“想不到大家都想被揉爪子吗——等等,你对我脸红个泡泡茶壶啊!?”
“伊万,没想到你个浓眉大眼的熊也会有这种想法!”
“我只是想被那位可爱善良又强大的女士摸摸爪子我又有什么错!”
伊万熊发出了震耳欲聋的激昂发言,棕白色的熊骄傲地挺起缠上纱布毛茸茸的胸膛:“就连耳朵我也可以让出!你们这群家伙就没办法做到吧!”

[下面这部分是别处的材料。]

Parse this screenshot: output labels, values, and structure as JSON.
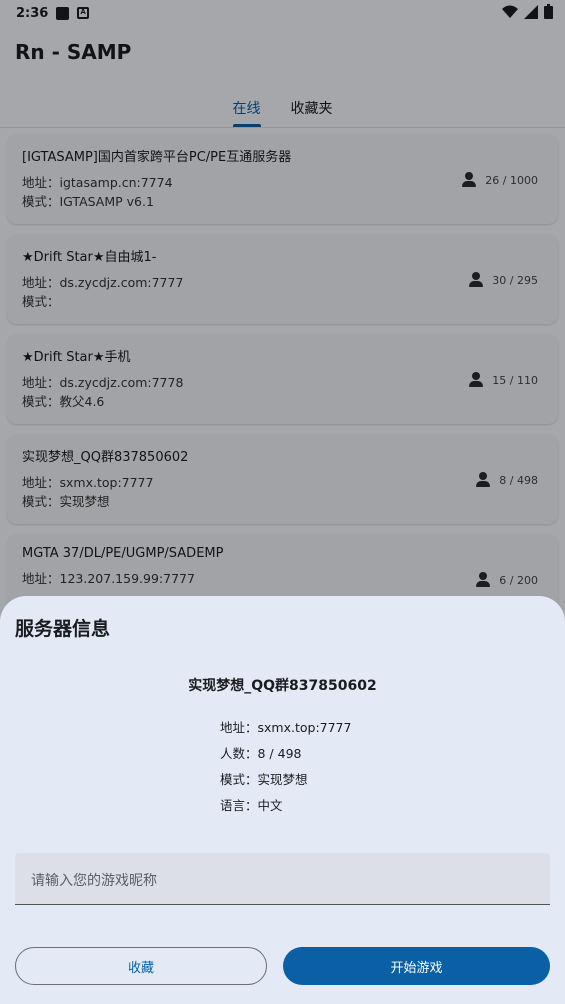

兽人的耳朵比爪子还要敏感,随意揉捏兽耳的动作要是没有兽人强大的意志力,很有可能伤害到其他人。
于是病床病椅上的兽人们对此大为震惊。
“好狡猾的伊万!”
“你不应该是熊吧, 你这家伙绝对是狐狸!”
“就是,连熊都这么狡猾了……等等,给我把刻板印象收走啊!”
耳朵……
提到这个词, 瓦列像是忽然被吓了一跳,半圆形的熊耳朵竖了起来,颤动着往两边转动。
“好了,女士们先生们,请记住自己现在还是位伤患。”
原本安静的医疗屋因为这群受伤的兽人们嚷嚷显得格外热闹,让一直在进行包扎的活动的叶卡也忍不住开口加入了这场闲聊,“我想那位女士不想看见你们现在受伤狼狈的模样。”

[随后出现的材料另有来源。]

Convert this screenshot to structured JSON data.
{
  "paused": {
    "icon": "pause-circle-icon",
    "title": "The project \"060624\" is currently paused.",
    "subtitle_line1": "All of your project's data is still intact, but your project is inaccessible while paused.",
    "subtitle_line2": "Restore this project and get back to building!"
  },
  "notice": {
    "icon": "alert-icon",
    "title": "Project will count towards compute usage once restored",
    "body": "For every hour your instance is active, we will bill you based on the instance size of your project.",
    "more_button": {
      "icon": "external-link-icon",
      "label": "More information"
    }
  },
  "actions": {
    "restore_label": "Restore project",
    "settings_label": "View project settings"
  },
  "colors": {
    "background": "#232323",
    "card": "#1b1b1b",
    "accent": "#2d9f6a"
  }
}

这句话一出有很明显的效果,大家都不约而同地闭上了嘴,只是彼此之间瞪视过后,又转过身去小声问米纱仓库里有没有多余的柔毛剂,想把身上的毛发打理得和福沃斯那样柔顺。
米纱:……
米纱大为震惊,看向叶卡阿姨的眼神满是崇拜。